Chef Shane Chartrand in his kitchen at Sage restaurant in Enoch Cree First Nation, Alberta, on Jan. 30, 2018.

Shantel Tallow pulls a batch of golden bannock out of the oven. Made with a traditional formula of flour, baking powder and water, it's baked in a 9-inch-by-13-inch pan, the way her grandfather made it.

In the next room, strips of thinly sliced beef flank are draped over a wire rack. They've spent four days there, dehydrating easily in Calgary's dry climate, and will be finished off with a day in the smoker out back. "It would be nice if we could build a smokehouse in the backyard like my grandma's," Tallow says. "They aren't allowed in the city."

Tallow and her partner, Paul Conley, cook at home for their three children, but also rent a commercial kitchen to cook for parties and special events through their catering company, Aahksoyo'p Indigenous Comfort Food. With the help of friends and community members, they serve up the dishes of Tallow's youth – she grew up on the Blood Reserve in Stand Off, Alta. – to groups of up to 1,500. Theirs is the only Indigenous catering company registered to do business in the city of 1.3 million, and business is good. Facebook reviewers are elated with their food, and the couple dream of opening a small café some day.

Shantal Tallow and Paul Conley’s Aahksoyo’p Indigenous Comfort Food is the only registered Indigenous catering company in Calgary.
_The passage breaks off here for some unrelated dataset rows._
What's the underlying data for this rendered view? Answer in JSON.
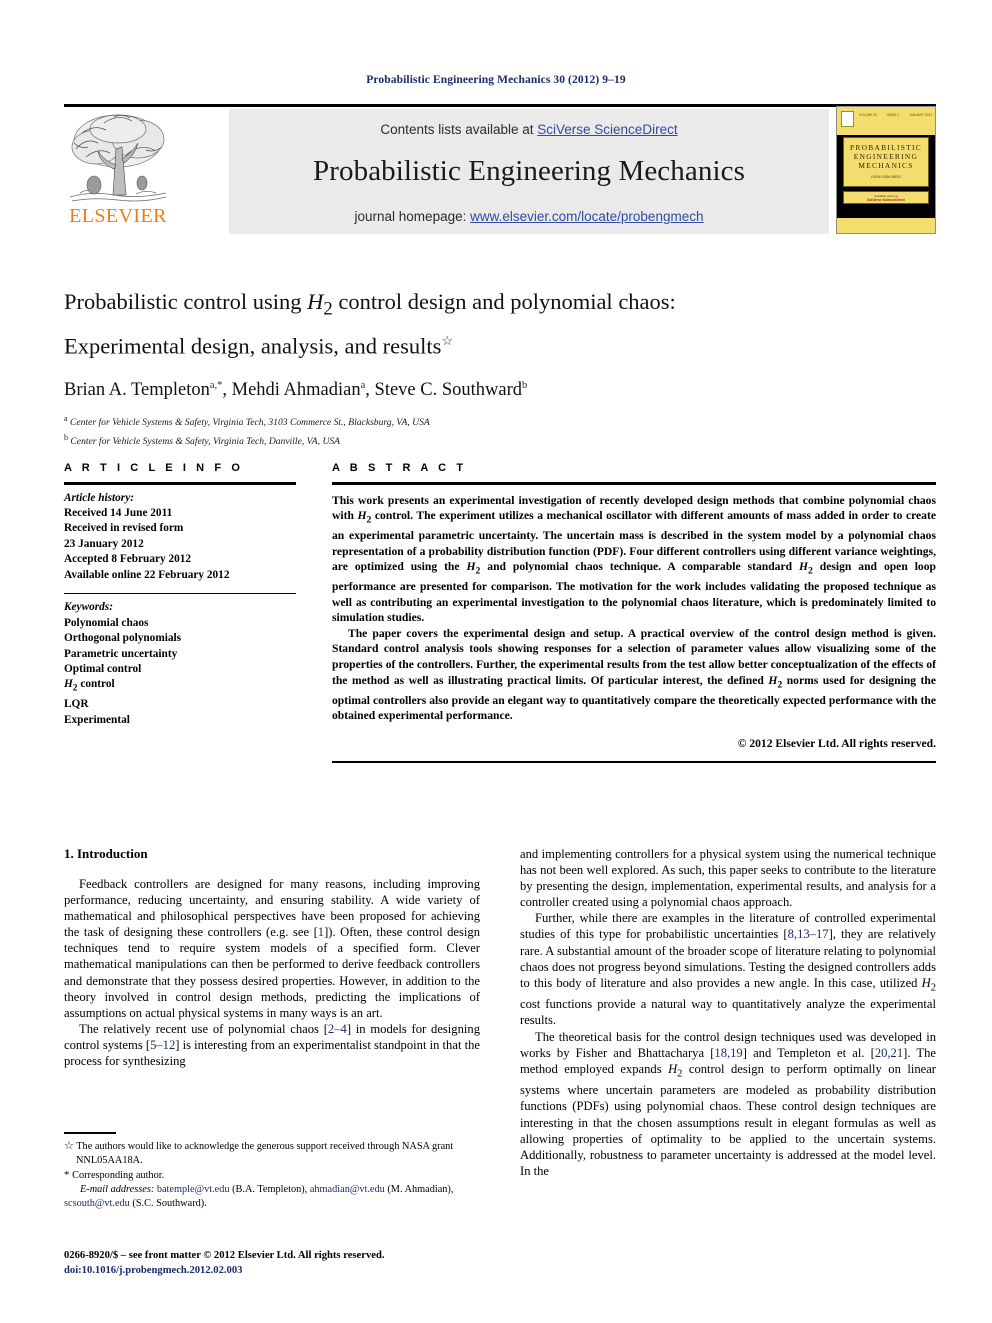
{
  "running_head": "Probabilistic Engineering Mechanics 30 (2012) 9–19",
  "masthead": {
    "contents_prefix": "Contents lists available at ",
    "contents_link": "SciVerse ScienceDirect",
    "journal_title": "Probabilistic Engineering Mechanics",
    "homepage_prefix": "journal homepage: ",
    "homepage_link": "www.elsevier.com/locate/probengmech",
    "publisher": "ELSEVIER",
    "link_color": "#2f4ca0",
    "panel_color": "#eaeaea"
  },
  "cover": {
    "vol_left": "VOLUME 30",
    "vol_mid": "ISSUE 1",
    "vol_right": "JANUARY 2012",
    "title_line1": "PROBABILISTIC",
    "title_line2": "ENGINEERING",
    "title_line3": "MECHANICS",
    "issn": "ISSN 0266-8920",
    "band_line1": "Available online at",
    "band_line2": "SciVerse ScienceDirect",
    "accent_yellow": "#f5dd6d"
  },
  "title": {
    "line1_a": "Probabilistic control using ",
    "line1_h": "H",
    "line1_sub": "2",
    "line1_b": " control design and polynomial chaos:",
    "line2": "Experimental design, analysis, and results",
    "star": "☆"
  },
  "authors": {
    "a1_name": "Brian A. Templeton",
    "a1_sup": "a,*",
    "sep1": ", ",
    "a2_name": "Mehdi Ahmadian",
    "a2_sup": "a",
    "sep2": ", ",
    "a3_name": "Steve C. Southward",
    "a3_sup": "b"
  },
  "affiliations": [
    {
      "marker": "a",
      "text": "Center for Vehicle Systems & Safety, Virginia Tech, 3103 Commerce St., Blacksburg, VA, USA"
    },
    {
      "marker": "b",
      "text": "Center for Vehicle Systems & Safety, Virginia Tech, Danville, VA, USA"
    }
  ],
  "article_info": {
    "heading": "A R T I C L E   I N F O",
    "history_label": "Article history:",
    "history": [
      "Received 14 June 2011",
      "Received in revised form",
      "23 January 2012",
      "Accepted 8 February 2012",
      "Available online 22 February 2012"
    ],
    "keywords_label": "Keywords:",
    "keywords": [
      "Polynomial chaos",
      "Orthogonal polynomials",
      "Parametric uncertainty",
      "Optimal control",
      "H2 control",
      "LQR",
      "Experimental"
    ],
    "keyword_h2_prefix": "H",
    "keyword_h2_sub": "2",
    "keyword_h2_suffix": " control"
  },
  "abstract": {
    "heading": "A B S T R A C T",
    "p1_s1": "This work presents an experimental investigation of recently developed design methods that combine polynomial chaos with ",
    "p1_s2": " control. The experiment utilizes a mechanical oscillator with different amounts of mass added in order to create an experimental parametric uncertainty. The uncertain mass is described in the system model by a polynomial chaos representation of a probability distribution function (PDF). Four different controllers using different variance weightings, are optimized using the ",
    "p1_s3": " and polynomial chaos technique. A comparable standard ",
    "p1_s4": " design and open loop performance are presented for comparison. The motivation for the work includes validating the proposed technique as well as contributing an experimental investigation to the polynomial chaos literature, which is predominately limited to simulation studies.",
    "p2_s1": "The paper covers the experimental design and setup. A practical overview of the control design method is given. Standard control analysis tools showing responses for a selection of parameter values allow visualizing some of the properties of the controllers. Further, the experimental results from the test allow better conceptualization of the effects of the method as well as illustrating practical limits. Of particular interest, the defined ",
    "p2_s2": " norms used for designing the optimal controllers also provide an elegant way to quantitatively compare the theoretically expected performance with the obtained experimental performance.",
    "copyright": "© 2012 Elsevier Ltd. All rights reserved."
  },
  "body": {
    "section_heading": "1. Introduction",
    "left": {
      "p1": "Feedback controllers are designed for many reasons, including improving performance, reducing uncertainty, and ensuring stability. A wide variety of mathematical and philosophical perspectives have been proposed for achieving the task of designing these controllers (e.g. see [1]). Often, these control design techniques tend to require system models of a specified form. Clever mathematical manipulations can then be performed to derive feedback controllers and demonstrate that they possess desired properties. However, in addition to the theory involved in control design methods, predicting the implications of assumptions on actual physical systems in many ways is an art.",
      "p1_ref1": "1",
      "p2_a": "The relatively recent use of polynomial chaos [",
      "p2_ref1": "2–4",
      "p2_b": "] in models for designing control systems [",
      "p2_ref2": "5–12",
      "p2_c": "] is interesting from an experimentalist standpoint in that the process for synthesizing"
    },
    "right": {
      "p1": "and implementing controllers for a physical system using the numerical technique has not been well explored. As such, this paper seeks to contribute to the literature by presenting the design, implementation, experimental results, and analysis for a controller created using a polynomial chaos approach.",
      "p2_a": "Further, while there are examples in the literature of controlled experimental studies of this type for probabilistic uncertainties [",
      "p2_ref1": "8,13–17",
      "p2_b": "], they are relatively rare. A substantial amount of the broader scope of literature relating to polynomial chaos does not progress beyond simulations. Testing the designed controllers adds to this body of literature and also provides a new angle. In this case, utilized ",
      "p2_c": " cost functions provide a natural way to quantitatively analyze the experimental results.",
      "p3_a": "The theoretical basis for the control design techniques used was developed in works by Fisher and Bhattacharya [",
      "p3_ref1": "18,19",
      "p3_b": "] and Templeton et al. [",
      "p3_ref2": "20,21",
      "p3_c": "]. The method employed expands ",
      "p3_d": " control design to perform optimally on linear systems where uncertain parameters are modeled as probability distribution functions (PDFs) using polynomial chaos. These control design techniques are interesting in that the chosen assumptions result in elegant formulas as well as allowing properties of optimality to be applied to the uncertain systems. Additionally, robustness to parameter uncertainty is addressed at the model level. In the"
    }
  },
  "footnotes": {
    "fn1_marker": "☆",
    "fn1_text": "The authors would like to acknowledge the generous support received through NASA grant NNL05AA18A.",
    "fn2_marker": "*",
    "fn2_text": "Corresponding author.",
    "email_label": "E-mail addresses:",
    "email1": "batemple@vt.edu",
    "email1_who": " (B.A. Templeton), ",
    "email2": "ahmadian@vt.edu",
    "email2_who": " (M. Ahmadian), ",
    "email3": "scsouth@vt.edu",
    "email3_who": " (S.C. Southward).",
    "issn_line": "0266-8920/$ – see front matter © 2012 Elsevier Ltd. All rights reserved.",
    "doi_line": "doi:10.1016/j.probengmech.2012.02.003"
  }
}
The couple chose to live and run the business off reserve so they could share the cooking, and traditions tied to it, with more people. "That's been our goal," Tallow says, "to reach as many as we can – Indigenous and non-Indigenous."

Tallow and Conley are part of a new guard of Indigenous cooks and chefs hoping to share their food traditions with a broader audience. The dishes and the stories around them reveal a cuisine that the country – one that despite taking pride in its multiculturalism – has a limited understanding of.

The Blood Tribe First Nation, located between Fort MacLeod and Cardston in southern Alberta, is one of three Indigenous nations in the Blackfoot Confederacy. Aahksoyo'p (aah-k-soy-op) means "we're going to eat" in Blackfoot. As Tallow returns to the stove and flips the bannock whole, she tells me that she doesn't speak the language, but she does understand it.

Bannock, a quick bread fried on the stove top, baked in the oven or turned on a stick over an open fire, is among the most recognizable Indigenous dishes. As with most recipes, there are variations from nation to nation and family to family. Tallow follows her grandfather's technique of baking the mixture in one piece and flipping it to make it crispier on both sides. The next morning, she says, she'll slice it and brown the pieces in a skillet to make Indian toast. Most of her dried meat is destined to be ground, along with dried Saskatoon berries, into pemmican – a blend of meat, fat and berries.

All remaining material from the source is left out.